The best armamentarium is the one that makes you better at what you already do very well - it is the icing on the cake (pardon the caloric analogy). I didn't start my practice trying to look like it does today, it looks like it does today because I have continued to fine tune it and adjust it. I have become more stream-lined and aerodynamic in all phases of my practice. I can dress my office up in signs and music and fancy gizmos but if I'm not already good without those things, people will notice. It is called a dental PRACTICE because we never get it right - we are always adjusting and fine tuning. If we get bored or feel like it is stagnant, maybe we need to look and see if it is time to increase our aerodynamics. Maybe it is now time to wear a skin-tight suit to work with ads for GC America and AGD on your back.

Or maybe it is time to realize that the practice you are frustrated with is not really what you wanted it to be. You were like the guy dressed like Lance Armstrong but frustrated because you can't climb a simple hill in a Kansas City suburb without hitting your cardiac max. Maybe it is time to take off the costume and embrace who you really are. May your practice reflect you - not your dad, mentor, management consultant, colleague.

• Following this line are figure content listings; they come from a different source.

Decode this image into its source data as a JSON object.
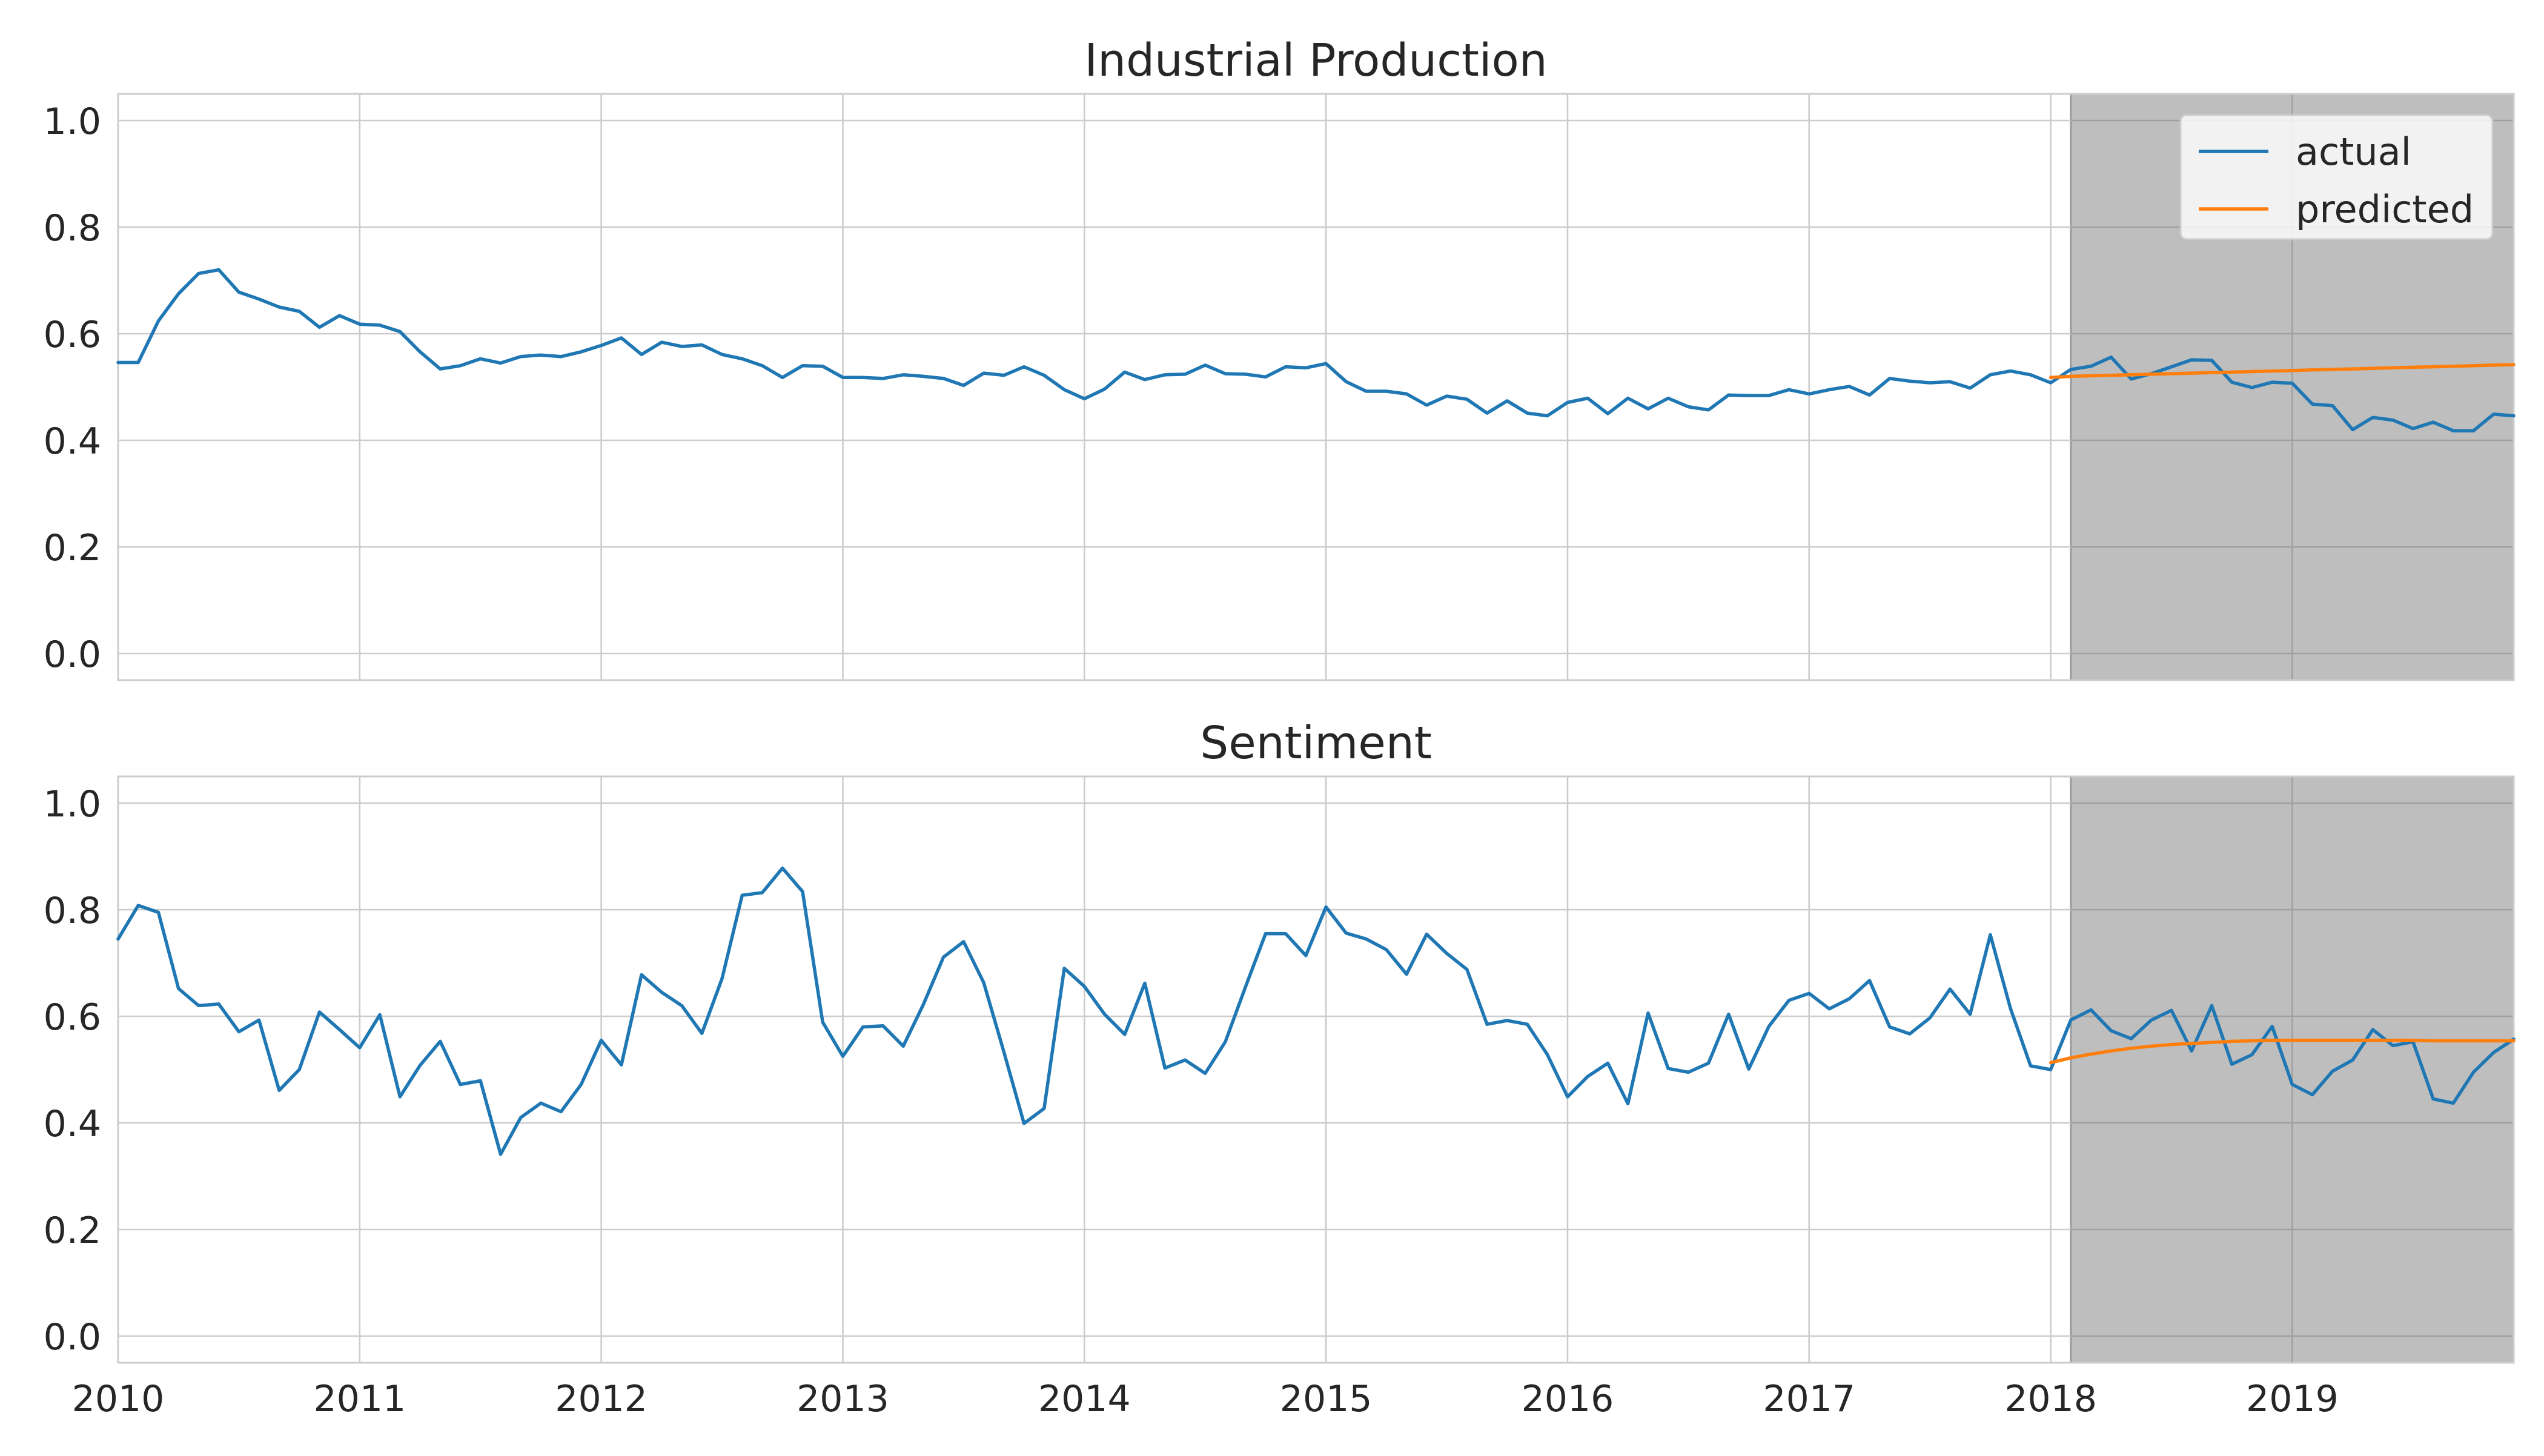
{
  "colors": {
    "actual": "#1f77b4",
    "predicted": "#ff7f0e",
    "forecast_shade": "#bebebe",
    "grid": "#cccccc",
    "axes_edge": "#cccccc",
    "text": "#262626"
  },
  "legend": {
    "placement": "top-right",
    "entries": [
      "actual",
      "predicted"
    ]
  },
  "chart_data": [
    {
      "type": "line",
      "title": "Industrial Production",
      "xlabel": "",
      "ylabel": "",
      "ylim": [
        -0.05,
        1.05
      ],
      "xlim": [
        "2010-01",
        "2019-12"
      ],
      "grid": true,
      "x_ticks": [
        "2010",
        "2011",
        "2012",
        "2013",
        "2014",
        "2015",
        "2016",
        "2017",
        "2018",
        "2019"
      ],
      "y_ticks": [
        "0.0",
        "0.2",
        "0.4",
        "0.6",
        "0.8",
        "1.0"
      ],
      "forecast_region": [
        "2018-02",
        "2019-12"
      ],
      "series": [
        {
          "name": "actual",
          "start": "2010-01",
          "values": [
            0.546,
            0.546,
            0.624,
            0.675,
            0.713,
            0.72,
            0.678,
            0.665,
            0.65,
            0.642,
            0.612,
            0.634,
            0.618,
            0.616,
            0.604,
            0.566,
            0.534,
            0.54,
            0.553,
            0.545,
            0.557,
            0.56,
            0.557,
            0.566,
            0.578,
            0.592,
            0.561,
            0.584,
            0.576,
            0.579,
            0.561,
            0.553,
            0.54,
            0.518,
            0.54,
            0.539,
            0.518,
            0.518,
            0.516,
            0.523,
            0.52,
            0.516,
            0.503,
            0.526,
            0.522,
            0.538,
            0.522,
            0.495,
            0.478,
            0.496,
            0.528,
            0.514,
            0.523,
            0.524,
            0.541,
            0.525,
            0.524,
            0.519,
            0.538,
            0.536,
            0.544,
            0.51,
            0.492,
            0.492,
            0.487,
            0.466,
            0.483,
            0.477,
            0.451,
            0.474,
            0.451,
            0.446,
            0.471,
            0.479,
            0.45,
            0.479,
            0.459,
            0.479,
            0.463,
            0.457,
            0.485,
            0.484,
            0.484,
            0.495,
            0.487,
            0.495,
            0.501,
            0.485,
            0.516,
            0.511,
            0.508,
            0.51,
            0.498,
            0.523,
            0.53,
            0.523,
            0.508,
            0.533,
            0.539,
            0.556,
            0.515,
            0.525,
            0.538,
            0.551,
            0.55,
            0.509,
            0.499,
            0.509,
            0.507,
            0.468,
            0.465,
            0.42,
            0.443,
            0.438,
            0.422,
            0.434,
            0.418,
            0.418,
            0.449,
            0.446
          ]
        },
        {
          "name": "predicted",
          "start": "2018-01",
          "values": [
            0.518,
            0.52,
            0.521,
            0.522,
            0.523,
            0.524,
            0.525,
            0.526,
            0.527,
            0.528,
            0.529,
            0.53,
            0.531,
            0.532,
            0.533,
            0.534,
            0.535,
            0.536,
            0.537,
            0.538,
            0.539,
            0.54,
            0.541,
            0.542
          ]
        }
      ]
    },
    {
      "type": "line",
      "title": "Sentiment",
      "xlabel": "",
      "ylabel": "",
      "ylim": [
        -0.05,
        1.05
      ],
      "xlim": [
        "2010-01",
        "2019-12"
      ],
      "grid": true,
      "x_ticks": [
        "2010",
        "2011",
        "2012",
        "2013",
        "2014",
        "2015",
        "2016",
        "2017",
        "2018",
        "2019"
      ],
      "y_ticks": [
        "0.0",
        "0.2",
        "0.4",
        "0.6",
        "0.8",
        "1.0"
      ],
      "forecast_region": [
        "2018-02",
        "2019-12"
      ],
      "series": [
        {
          "name": "actual",
          "start": "2010-01",
          "values": [
            0.745,
            0.808,
            0.795,
            0.652,
            0.62,
            0.623,
            0.571,
            0.593,
            0.461,
            0.5,
            0.608,
            0.575,
            0.541,
            0.603,
            0.449,
            0.508,
            0.553,
            0.472,
            0.479,
            0.341,
            0.41,
            0.437,
            0.421,
            0.472,
            0.555,
            0.509,
            0.678,
            0.645,
            0.62,
            0.568,
            0.671,
            0.827,
            0.832,
            0.878,
            0.834,
            0.589,
            0.525,
            0.58,
            0.582,
            0.544,
            0.622,
            0.711,
            0.74,
            0.663,
            0.533,
            0.399,
            0.427,
            0.69,
            0.656,
            0.604,
            0.566,
            0.662,
            0.503,
            0.518,
            0.493,
            0.552,
            0.655,
            0.755,
            0.755,
            0.714,
            0.805,
            0.756,
            0.745,
            0.725,
            0.679,
            0.754,
            0.718,
            0.688,
            0.585,
            0.592,
            0.585,
            0.528,
            0.449,
            0.487,
            0.512,
            0.436,
            0.606,
            0.502,
            0.495,
            0.512,
            0.604,
            0.501,
            0.581,
            0.63,
            0.643,
            0.614,
            0.633,
            0.667,
            0.58,
            0.567,
            0.597,
            0.651,
            0.604,
            0.753,
            0.615,
            0.507,
            0.5,
            0.593,
            0.612,
            0.573,
            0.558,
            0.593,
            0.611,
            0.535,
            0.62,
            0.51,
            0.528,
            0.581,
            0.472,
            0.453,
            0.497,
            0.518,
            0.575,
            0.545,
            0.552,
            0.445,
            0.437,
            0.495,
            0.532,
            0.557
          ]
        },
        {
          "name": "predicted",
          "start": "2018-01",
          "values": [
            0.513,
            0.522,
            0.529,
            0.535,
            0.54,
            0.544,
            0.547,
            0.549,
            0.551,
            0.553,
            0.554,
            0.555,
            0.555,
            0.555,
            0.555,
            0.555,
            0.555,
            0.555,
            0.555,
            0.554,
            0.554,
            0.554,
            0.554,
            0.554
          ]
        }
      ]
    }
  ]
}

That's it from me today. I'm going to let the voices enjoy doing some dentistry.

Have a great week!



Anonymous said...


Ken said...

It's obvious you know nothing about cycling clothing. Aerodynamics are not the primary reason cyclists wear tight jerseys and shorts made from synthetic fabrics. It's all about moisture management. Wearing synthetics tight against your skin helps shed moisture from both sweat and rain, helping to maintain your core temp. Go out for a ride in your baggy cotton T-shirt and get caught in the rain, and experience a little hypothermia, you'll be in the bike shop the next day buying a cycling jersey. BTW, your ass would probably be a lot happier in bike shorts that have a chamois in them but we'll save that story for another day

Anonymous said...

Probably not the response you were looking for. But At least you got people talking. Plus Ken if probably right. LOL

Anonymous said...

i say you're onto something ric: i enjoy my brightly colored-corporate-sponsored bicycling jersey while doing upper molar endos. it's both aerodynamic, and wicks moisture away from my pits.

i will leave advise on your rear end and its happiness to the experts.

Anonymous said...

WOO, sounds like Ken has a chamois up his A$$. You are only as successful as the people you surround yourself with. Staff, mentors, relatives all have something to say, but they may not be positive comments.Give yourself permission to ignore and distance yourself from those that would hinder your success. Introduce them to the practice down the street.:)

Edward Logan said...

Hey Ric, well stated. I am going to have to represent, though, that Lance would be less than happy with the chafing he would encounter when attempting to ride the Tour in jeans and a sweatshirt. Nonetheless, as both a dentist and a cyclist, I would have to agree with the comment about donning my jersey to wick moisture while in the heat of 2nd molar dentisty!